Side A kicks off with the title-track; a song that draws circles while Buckner’s voice rises up from the warmth of the acoustic guitar before that pretty brilliant double tracked lift and harmony. When You Tell Me How It Is kicks in like a dusty old computer warming up. Complete with flickering hard-drive – buzzing and whatnot when Buckner announces “it was just like that a crowd broke through somewhere outside. Did they get to you?”. The driving acoustic guitar of Beautiful Question and Foundation, while furnished with the sound of the new toys, are typical of Buckner’s post 2000 output. Portrait is Buckner at his sparse best; his vocal timing and phrasing typical of his best work on Devotion and Doubt or Meadow when he asks: “can you stop me from watching? The only thing we were pretending to say forgotten in moments I tried to keep locked in your portrait”.
Side B is where Buckner gets his money’s worth from his new toys (did I mention he creates loads of noise with an electric auto-harp and octave pedal?). Things kick off with the haunted gothic-trance of Mood, and although Go is much like Beautiful Question and Foundation, you’re soon peering through the swirling layers of the noise-storm for the closing salvo of Cut and Lean-To. Cut is the highlight for this cat, though. Often unnerving, it’s a perfect slice of gothic-Americana-trance music. The grooves and the textured hums complimented with pulses, drones and alluring melodies. Not to mention Buckner’s voice.
It’s probably not everyone’s cup of coffee, but Surrounded really is a pretty tremendous record full of missed moments, things said too late, and overlooked bits and pieces. All whiskey-soaked. Or probably marinated. With some splintered bark and honey, of course.

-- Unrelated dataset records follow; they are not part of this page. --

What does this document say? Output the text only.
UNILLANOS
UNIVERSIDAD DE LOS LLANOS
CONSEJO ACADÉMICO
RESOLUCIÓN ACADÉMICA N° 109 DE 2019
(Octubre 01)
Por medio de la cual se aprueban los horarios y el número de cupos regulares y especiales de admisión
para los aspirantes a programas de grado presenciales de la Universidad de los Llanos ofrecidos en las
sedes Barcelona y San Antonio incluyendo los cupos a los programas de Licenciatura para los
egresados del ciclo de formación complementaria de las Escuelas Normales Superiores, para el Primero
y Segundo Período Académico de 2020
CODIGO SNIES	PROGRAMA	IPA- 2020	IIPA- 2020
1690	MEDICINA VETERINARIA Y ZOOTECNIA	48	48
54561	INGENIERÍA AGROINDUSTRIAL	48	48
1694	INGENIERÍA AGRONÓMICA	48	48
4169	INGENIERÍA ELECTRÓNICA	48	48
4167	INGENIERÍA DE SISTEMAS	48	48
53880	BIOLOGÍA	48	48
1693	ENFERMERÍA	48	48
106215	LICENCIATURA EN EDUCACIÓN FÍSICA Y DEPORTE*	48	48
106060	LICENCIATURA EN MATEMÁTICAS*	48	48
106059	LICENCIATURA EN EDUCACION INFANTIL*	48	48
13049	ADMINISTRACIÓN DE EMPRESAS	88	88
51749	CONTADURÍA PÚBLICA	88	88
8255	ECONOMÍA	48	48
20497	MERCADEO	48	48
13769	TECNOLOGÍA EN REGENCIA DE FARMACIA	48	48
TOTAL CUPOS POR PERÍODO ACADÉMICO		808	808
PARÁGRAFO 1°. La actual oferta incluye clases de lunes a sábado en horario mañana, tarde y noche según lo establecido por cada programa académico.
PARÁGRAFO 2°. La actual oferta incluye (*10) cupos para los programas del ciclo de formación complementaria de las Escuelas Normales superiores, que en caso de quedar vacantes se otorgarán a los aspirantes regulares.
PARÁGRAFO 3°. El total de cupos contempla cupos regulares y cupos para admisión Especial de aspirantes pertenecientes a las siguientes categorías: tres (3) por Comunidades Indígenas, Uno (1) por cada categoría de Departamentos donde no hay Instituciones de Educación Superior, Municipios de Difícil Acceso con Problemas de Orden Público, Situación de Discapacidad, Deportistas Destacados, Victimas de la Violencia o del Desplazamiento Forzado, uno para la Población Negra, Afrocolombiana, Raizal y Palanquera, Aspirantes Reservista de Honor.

It’s a really nice record too. The threading design on the front looking pretty swell and really representing the work wonderfully. The inner sleeve is made of card and includes, among other things like credits etc, the lyrics for those who like to read and sing along. Good luck with that, though; the text in red is the lines he missed out, showing that it’s essentially a continuous prose.